Moved back to Namber Drome.
We set up in the hills at the northeast end of the drome. The
Japanese had built excellent defensive positions here. They had
bunkers connected by trenches. Vines were tied to stakes as guides
for night movement. In a cave behind the hill was a large amount of
equipment. There was fur lined clothing and knapsacks with animal
hair still attached to the outside of the sacks. They had snafu’s
What a relief to have fires at
night and smoke anytime you wanted to. Some of the first smokes
lasted all night. We had our first baths since leaving Inasi
Village. That was 16 July. After we bathed we itched. It
was irritating. Our skin was even red as from a rash. Then,
too, the flies tried to eat us up. They had not been particularly
noticeable before we bathed. When you get too dirty for flies you
are dirty. It really took a couple of days to get used to being
clean. There were big springs at the base of the hill near the
coast, so water was plentiful.
The first night, or there about, a
lone Jap twin engine Betty Bomber flew up the strip as passed near us.
It dropped no bombs and fired no guns. We could plainly see the
pilots face because a light was on in the cockpit. This was the only
Jap plane I saw during the entire Noemfoor operation.
We now found out more about what
happened to "D" and "E" Companies. "D" Company had been sent on
patrol with the intentions of going directly from Inasi Village to Hill
670 following an azimuth. Joe Whitson’s 1st platoon of "E" Company
was sent on a patrol north to Ridge 200 area. He reported a large
enemy bivouac area there. McCaffery’s platoon from "E" Company was
out on patrol, so Capt. Sam Smith took Luscomb’s platoon north to join
Whitson’s force. After an hour he was passing over a steep, heavily
wooded hill on the trail we had twice used. This area appeared
dangerous to us. A large enemy force struck Smith’s force in the
rear. Then an enemy force attacked his front. He was
surrounded. All the fighting elements of the 2nd Battalion were in
the field. All other friendly forces were on their own missions in
other parts of the island. Whitson was ordered to return down the
trail to Inasi Village to relieve the Smith force. Lt. Meade was
ordered to return from his position near Hill 670 and go to the relief of
E Company. Whitson’s force was ambushed coming out of the garden area.

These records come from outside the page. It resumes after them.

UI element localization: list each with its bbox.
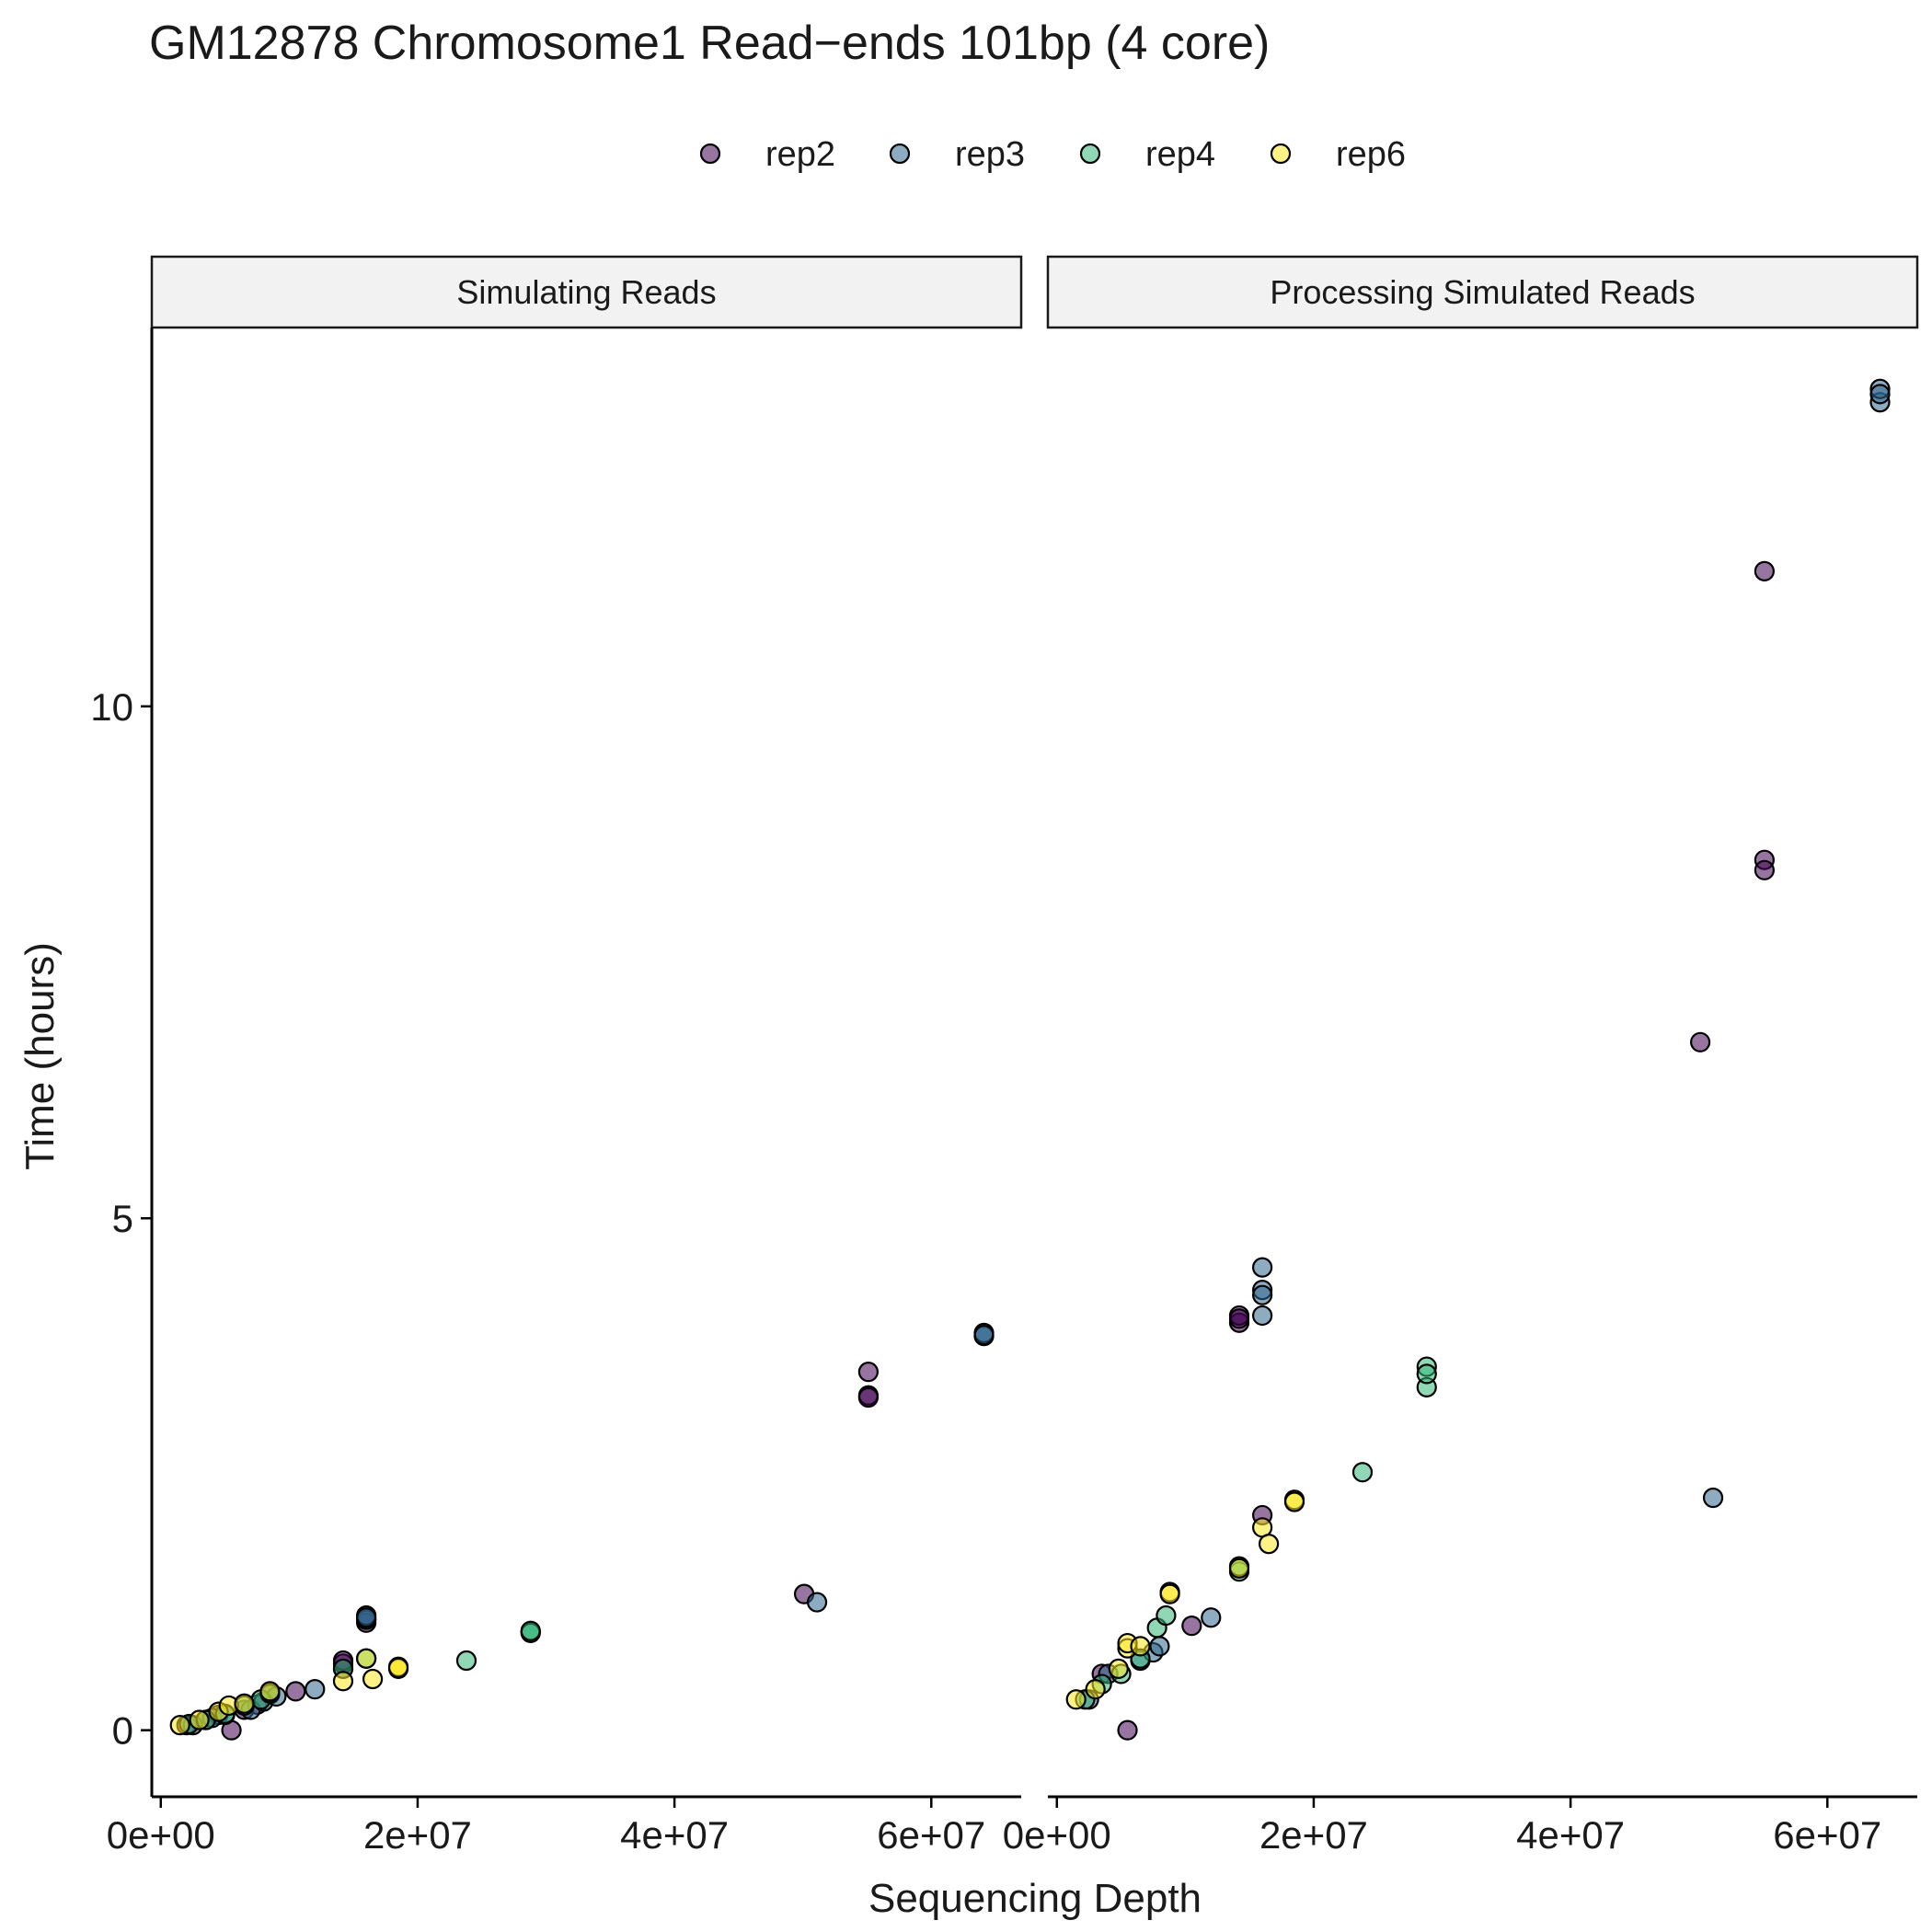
data-point: [1108, 1658, 1129, 1679]
data-point: [1117, 1719, 1138, 1741]
legend-key-rep4: [1079, 143, 1101, 165]
data-point: [169, 1714, 190, 1736]
data-point: [1201, 1607, 1222, 1628]
data-point: [1351, 1462, 1374, 1483]
data-point: [455, 1650, 477, 1672]
data-point: [973, 1324, 995, 1346]
data-point: [1869, 384, 1891, 405]
data-point: [259, 1681, 281, 1702]
data-point: [362, 1668, 384, 1690]
legend-key-rep6: [1270, 143, 1292, 165]
data-point: [305, 1679, 326, 1700]
legend-key-rep2: [699, 143, 721, 165]
data-point: [1416, 1363, 1437, 1385]
series-rep6: [169, 1648, 409, 1736]
x-tick-label: 6e+07: [877, 1813, 985, 1857]
data-point: [1754, 859, 1775, 880]
x-tick-label: 4e+07: [1516, 1813, 1625, 1857]
data-point: [1130, 1636, 1151, 1657]
data-point: [285, 1681, 306, 1702]
data-point: [1754, 560, 1775, 581]
series-rep6: [1065, 1489, 1305, 1710]
data-point: [1689, 1031, 1711, 1052]
x-tick-label: 6e+07: [1773, 1813, 1881, 1857]
series-rep4: [178, 1620, 541, 1735]
panel-2: Processing Simulated Reads 0e+00 2e+07 4e+0…: [1003, 255, 1919, 1857]
data-point: [1159, 1583, 1180, 1604]
data-point: [1149, 1636, 1170, 1657]
facet-strip: [1046, 255, 1919, 329]
x-tick-label: 0e+00: [107, 1813, 215, 1857]
data-point: [234, 1693, 255, 1714]
legend-label-rep2: rep2: [765, 135, 835, 174]
data-point: [1252, 1284, 1273, 1305]
y-axis-label: Time (hours): [17, 942, 63, 1170]
data-point: [1258, 1534, 1280, 1555]
facet-label: Processing Simulated Reads: [1270, 273, 1695, 311]
series-rep2: [1091, 560, 1775, 1741]
series-rep2: [176, 1362, 879, 1741]
y-tick-label: 10: [90, 685, 133, 729]
data-point: [520, 1620, 541, 1641]
data-point: [857, 1362, 879, 1383]
panel-1: Simulating Reads 0e+00 2e+07 4e+07 6e+07 0 5 10: [90, 255, 1023, 1857]
legend-label-rep4: rep4: [1145, 135, 1215, 174]
data-point: [857, 1386, 879, 1409]
data-point: [1283, 1491, 1305, 1512]
legend-item-rep2: rep2: [699, 135, 835, 174]
legend-item-rep3: rep3: [889, 135, 1025, 174]
chart-title: GM12878 Chromosome1 Read−ends 101bp (4 c…: [149, 17, 1270, 70]
data-point: [1252, 1305, 1273, 1327]
data-point: [1181, 1616, 1202, 1637]
data-point: [332, 1671, 354, 1692]
legend-key-rep3: [889, 143, 911, 165]
legend-item-rep6: rep6: [1270, 135, 1406, 174]
panels: Simulating Reads 0e+00 2e+07 4e+07 6e+07 0 5 10…: [90, 255, 1919, 1857]
y-tick-label: 5: [112, 1197, 133, 1240]
data-point: [1228, 1558, 1250, 1579]
data-point: [1065, 1689, 1087, 1710]
data-point: [356, 1648, 377, 1669]
series-rep3: [182, 1322, 995, 1736]
x-tick-label: 2e+07: [1259, 1813, 1368, 1857]
facet-strip: [150, 255, 1023, 329]
x-tick-label: 4e+07: [620, 1813, 729, 1857]
legend-item-rep4: rep4: [1079, 135, 1215, 174]
x-axis-label: Sequencing Depth: [868, 1876, 1202, 1921]
y-tick-label: 0: [112, 1709, 133, 1753]
data-point: [1228, 1308, 1250, 1329]
x-tick-label: 0e+00: [1003, 1813, 1111, 1857]
data-point: [1252, 1257, 1273, 1278]
data-point: [806, 1592, 828, 1613]
data-point: [1702, 1487, 1724, 1509]
legend-label-rep6: rep6: [1336, 135, 1406, 174]
data-point: [387, 1657, 409, 1678]
data-point: [356, 1607, 377, 1628]
facet-label: Simulating Reads: [456, 273, 716, 311]
data-point: [1085, 1679, 1106, 1700]
data-point: [1156, 1604, 1177, 1627]
data-point: [189, 1709, 210, 1731]
legend: rep2 rep3 rep4 rep6: [699, 135, 1406, 174]
legend-label-rep3: rep3: [955, 135, 1025, 174]
x-tick-label: 2e+07: [363, 1813, 472, 1857]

According to what Joe Whitson told
me, there were eleven Japs in the force that attempted to ambush his
platoon. The scouts spotted the ambush on the right side of the
trail and passed the word back. On Joe’s signal the men of his
platoon wheeled and charged into the Japs, firing. They killed nine
Japs with two escaping. Whitson killed the last Jap himself, tearing
up his carbine in the process. When Joe jumped over a low embankment
the Jap crouching behind it grabbed him around the legs hanging on with
one hand and pounded a grenade on the ground with the other hand trying to
arm the grenade. Evidently he intended to kill Whitson along with
himself. During this time Joe is battering the Jap in the head with
butt strokes from his carbine. I never did like these light toys and
usually carried an M-1 rifle. Some of Joe’s men gathered and watched
the show which did not amuse Joe. Finally they dispatched the Jap.
Joe’s carbine stock was completely splintered. He ended up beating
the Jap with the barrel.
This ambush defense was exactly as
taught in the Australian Jungle Warfare School. It was a classic
example of what the Aussies meant that when facing a well-trained and
alert force, the ambushers have the disadvantage. On account of the
presence of more enemy troops in the area Whitson’s force had to proceed
with caution and was unable to effect a speedy relief of Smith’s forces.
In the meantime "D" Company
started straight across country to Smith’s relief. As they started
up a hill 15-20 Japs entrenched on top of the hill opened
fire. 2nd Lt. Long led a charge to take the position and was killed
along with Pvt. Lee. The hour was late so the company withdrew and
bivouacked for the night. At dawn they attacked the Jap position.
The Japs were ready and waiting. 1st Lt. Vandivort and Sgt.
Ray Eubanks were killed, however, Eubanks had taken the position
single-handedly, but he was killed. There were twenty-three dead
Japs in the position. Eubanks had picked up a BAR and charged up the
kill firing until the trigger mechanism was shot off the BAR. He
then used the bar as a club. When the action was over the Japs
including a machinegun crew were dead. The tragic part was that Sgt.
Eubanks died too.
Back to Sam Smith’s trapped unit,
they had dug in for the night with their bare hands and steel helmets.
Due to the coral and difficulty of digging there were very few entrenching
tools being carried. They were extra, cumbersome baggage. To
everyone’s amazement and great relief the Japs unaccountably withdrew
about 09:30 the next morning. They counted twenty dead Japs in the
heavy brush around their position. Pfc Toupal was KIA. Pvt
Frinswald was missing, and Cpl Alfred was wounded.